Several studies have examined the opioid-sparing effect of etoricoxib (120 mg) in orthopedic surgery patients. In those studies, patients’ opioid requirements were reduced to a similar extent, although the drug was only administered preoperatively in one study. In a study that included patients who underwent fixation of upper or lower limb fractures, administration of etoricoxib (120 mg) preoperatively reduced their postoperative morphine consumption by 21% (Siddiqui et al. Citation2008). Rasmussen et al. (Citation2005) found that etoricoxib (120 mg) given after elective total hip or knee replacement reduced patients’ consumption of a hydrocodone/paracetamol combination (7.5/500 mg) by 35% relative to placebo.

The results we obtained regarding the opioid-sparing effects of etoricoxib are in the upper range of those observed in other studies. This was probably due to the homogeneous patient population and the highly standardized approach to arthroscopy and patient care at our institution, which is a characteristic disadvantage of all single-center studies. Another limitation of our study was the relatively low analgesic demand of the patients during the observation period, which was less than 50% of the expected dosage. Although several effects of the preoperative medication have been shown, the number of patients included was small and the generalizability to other settings is limited.

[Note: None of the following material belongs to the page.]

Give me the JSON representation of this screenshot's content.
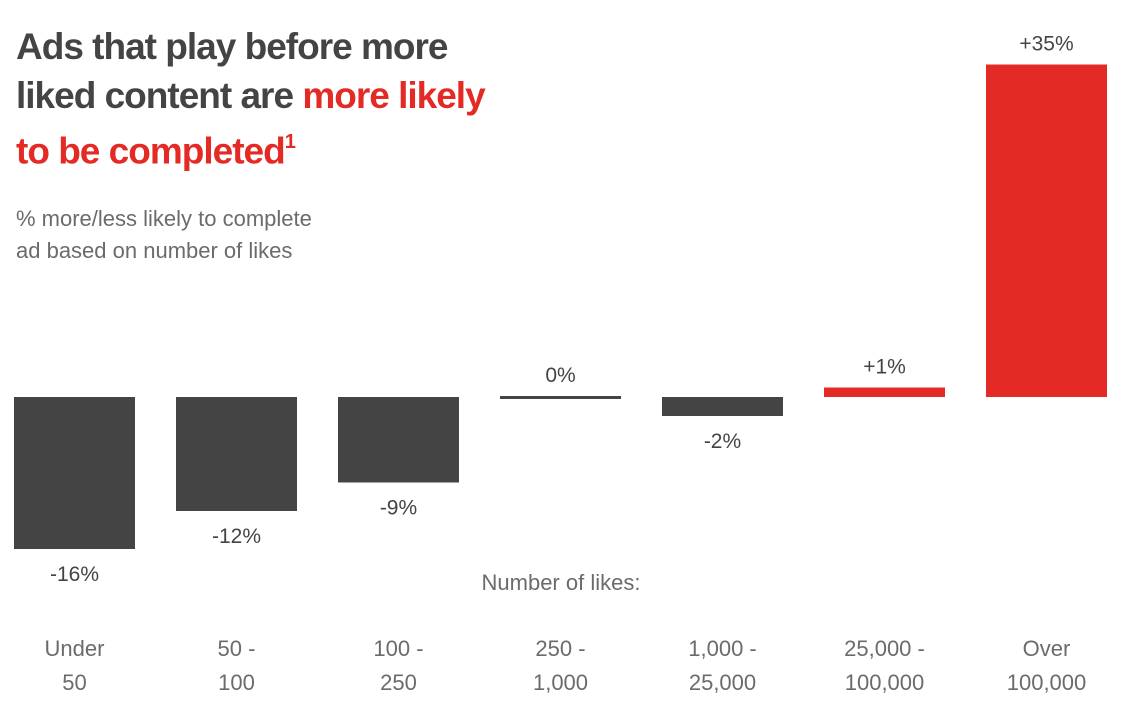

It will be interesting to find out whether patients in other settings derive as much or even more benefit from the preoperative administration of etoricoxib. One possible advantage of premedication with etoricoxib may be a reduced incidence of opioid-induced side effects. Our study was probably too small to show this effect; thus, studies with larger sample sizes are needed. In combination with reducing the level of pain in patients, the alleviation of opioid-induced side effects would significantly improve patient comfort in the postoperative setting. If this effect can be proven, etoricoxib could be recommended as a routine perioperative medication.

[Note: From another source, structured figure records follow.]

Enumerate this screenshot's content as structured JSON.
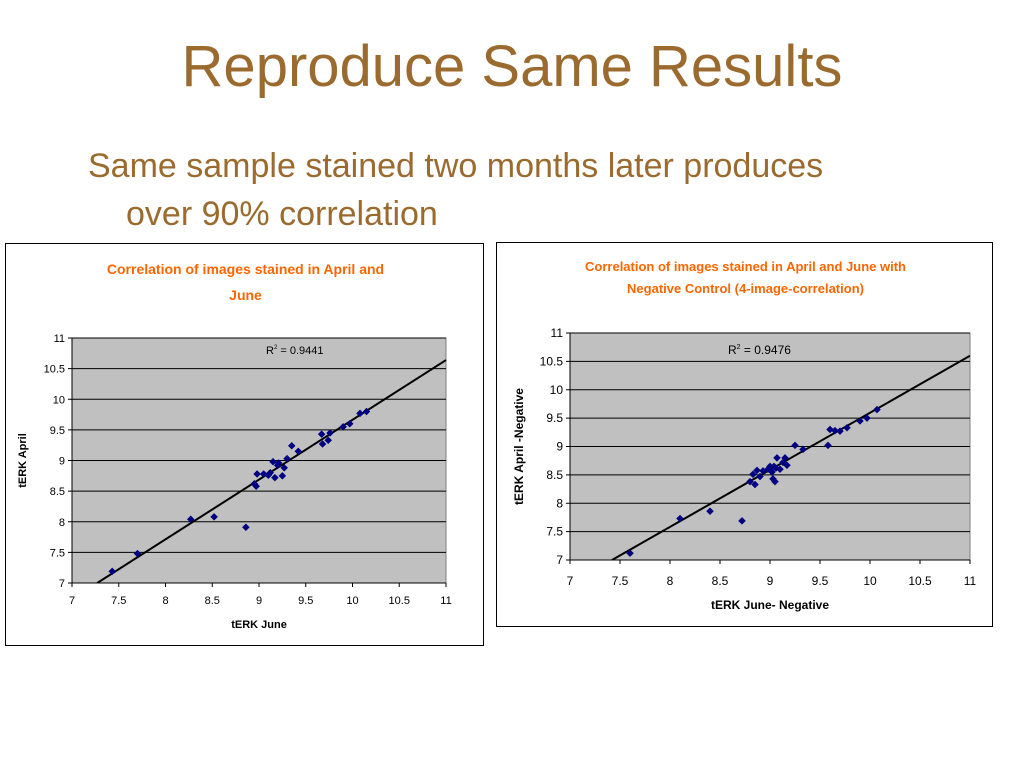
{
  "slide": {
    "title": "Reproduce Same Results",
    "subtitle": "Same sample stained two months later produces over 90% correlation"
  },
  "colors": {
    "title": "#9a6a2e",
    "chart_title": "#ff6600",
    "plot_bg": "#c0c0c0",
    "marker": "#000080",
    "trend": "#000000"
  },
  "chart_data": [
    {
      "type": "scatter",
      "title": "Correlation of images stained in April and June",
      "title_lines": [
        "Correlation of images stained in April and",
        "June"
      ],
      "xlabel": "tERK June",
      "ylabel": "tERK April",
      "xlim": [
        7,
        11
      ],
      "ylim": [
        7,
        11
      ],
      "xticks": [
        "7",
        "7.5",
        "8",
        "8.5",
        "9",
        "9.5",
        "10",
        "10.5",
        "11"
      ],
      "yticks": [
        "7",
        "7.5",
        "8",
        "8.5",
        "9",
        "9.5",
        "10",
        "10.5",
        "11"
      ],
      "grid": "horizontal",
      "marker": "diamond",
      "trendline": {
        "x": [
          7.27,
          11.0
        ],
        "y": [
          7.0,
          10.64
        ]
      },
      "r2_label": "= 0.9441",
      "points": [
        [
          7.43,
          7.19
        ],
        [
          7.7,
          7.48
        ],
        [
          8.27,
          8.04
        ],
        [
          8.52,
          8.08
        ],
        [
          8.86,
          7.91
        ],
        [
          8.95,
          8.62
        ],
        [
          8.97,
          8.58
        ],
        [
          8.98,
          8.78
        ],
        [
          9.05,
          8.78
        ],
        [
          9.1,
          8.76
        ],
        [
          9.12,
          8.8
        ],
        [
          9.15,
          8.98
        ],
        [
          9.17,
          8.72
        ],
        [
          9.2,
          8.92
        ],
        [
          9.21,
          8.96
        ],
        [
          9.25,
          8.75
        ],
        [
          9.27,
          8.88
        ],
        [
          9.3,
          9.03
        ],
        [
          9.35,
          9.24
        ],
        [
          9.42,
          9.15
        ],
        [
          9.67,
          9.43
        ],
        [
          9.68,
          9.27
        ],
        [
          9.74,
          9.33
        ],
        [
          9.76,
          9.45
        ],
        [
          9.9,
          9.55
        ],
        [
          9.97,
          9.6
        ],
        [
          10.08,
          9.77
        ],
        [
          10.15,
          9.8
        ]
      ]
    },
    {
      "type": "scatter",
      "title": "Correlation of images stained in April and June with Negative Control (4-image-correlation)",
      "title_lines": [
        "Correlation of images stained in April and June with",
        "Negative Control (4-image-correlation)"
      ],
      "xlabel": "tERK June- Negative",
      "ylabel": "tERK April -Negative",
      "xlim": [
        7,
        11
      ],
      "ylim": [
        7,
        11
      ],
      "xticks": [
        "7",
        "7.5",
        "8",
        "8.5",
        "9",
        "9.5",
        "10",
        "10.5",
        "11"
      ],
      "yticks": [
        "7",
        "7.5",
        "8",
        "8.5",
        "9",
        "9.5",
        "10",
        "10.5",
        "11"
      ],
      "grid": "horizontal",
      "marker": "diamond",
      "trendline": {
        "x": [
          7.42,
          11.0
        ],
        "y": [
          7.0,
          10.6
        ]
      },
      "r2_label": "= 0.9476",
      "points": [
        [
          7.6,
          7.12
        ],
        [
          8.1,
          7.73
        ],
        [
          8.4,
          7.86
        ],
        [
          8.72,
          7.69
        ],
        [
          8.8,
          8.38
        ],
        [
          8.83,
          8.51
        ],
        [
          8.85,
          8.33
        ],
        [
          8.87,
          8.58
        ],
        [
          8.9,
          8.47
        ],
        [
          8.93,
          8.57
        ],
        [
          8.98,
          8.6
        ],
        [
          9.0,
          8.65
        ],
        [
          9.02,
          8.55
        ],
        [
          9.03,
          8.43
        ],
        [
          9.04,
          8.65
        ],
        [
          9.05,
          8.38
        ],
        [
          9.06,
          8.62
        ],
        [
          9.07,
          8.8
        ],
        [
          9.1,
          8.6
        ],
        [
          9.13,
          8.72
        ],
        [
          9.15,
          8.8
        ],
        [
          9.17,
          8.67
        ],
        [
          9.25,
          9.02
        ],
        [
          9.33,
          8.95
        ],
        [
          9.58,
          9.02
        ],
        [
          9.6,
          9.3
        ],
        [
          9.65,
          9.28
        ],
        [
          9.7,
          9.27
        ],
        [
          9.77,
          9.33
        ],
        [
          9.9,
          9.45
        ],
        [
          9.97,
          9.5
        ],
        [
          10.07,
          9.65
        ]
      ]
    }
  ]
}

PL designed the study and was the principal investigator. HL collected the data and performed the anesthesia in each patient. PF was responsible for the statistics. PL and PF contributed to the writing of the manuscript.

This work was sponsored by a grant from Merck and Co., Inc., Whitehouse Station, NJ. The sponsor provided financial support (a fee for the ethical commission and patient insurance), drugs, and placebo used in the study. PL has also received lecture fees from Merck and Co. None of the other authors have any competing interests to declare.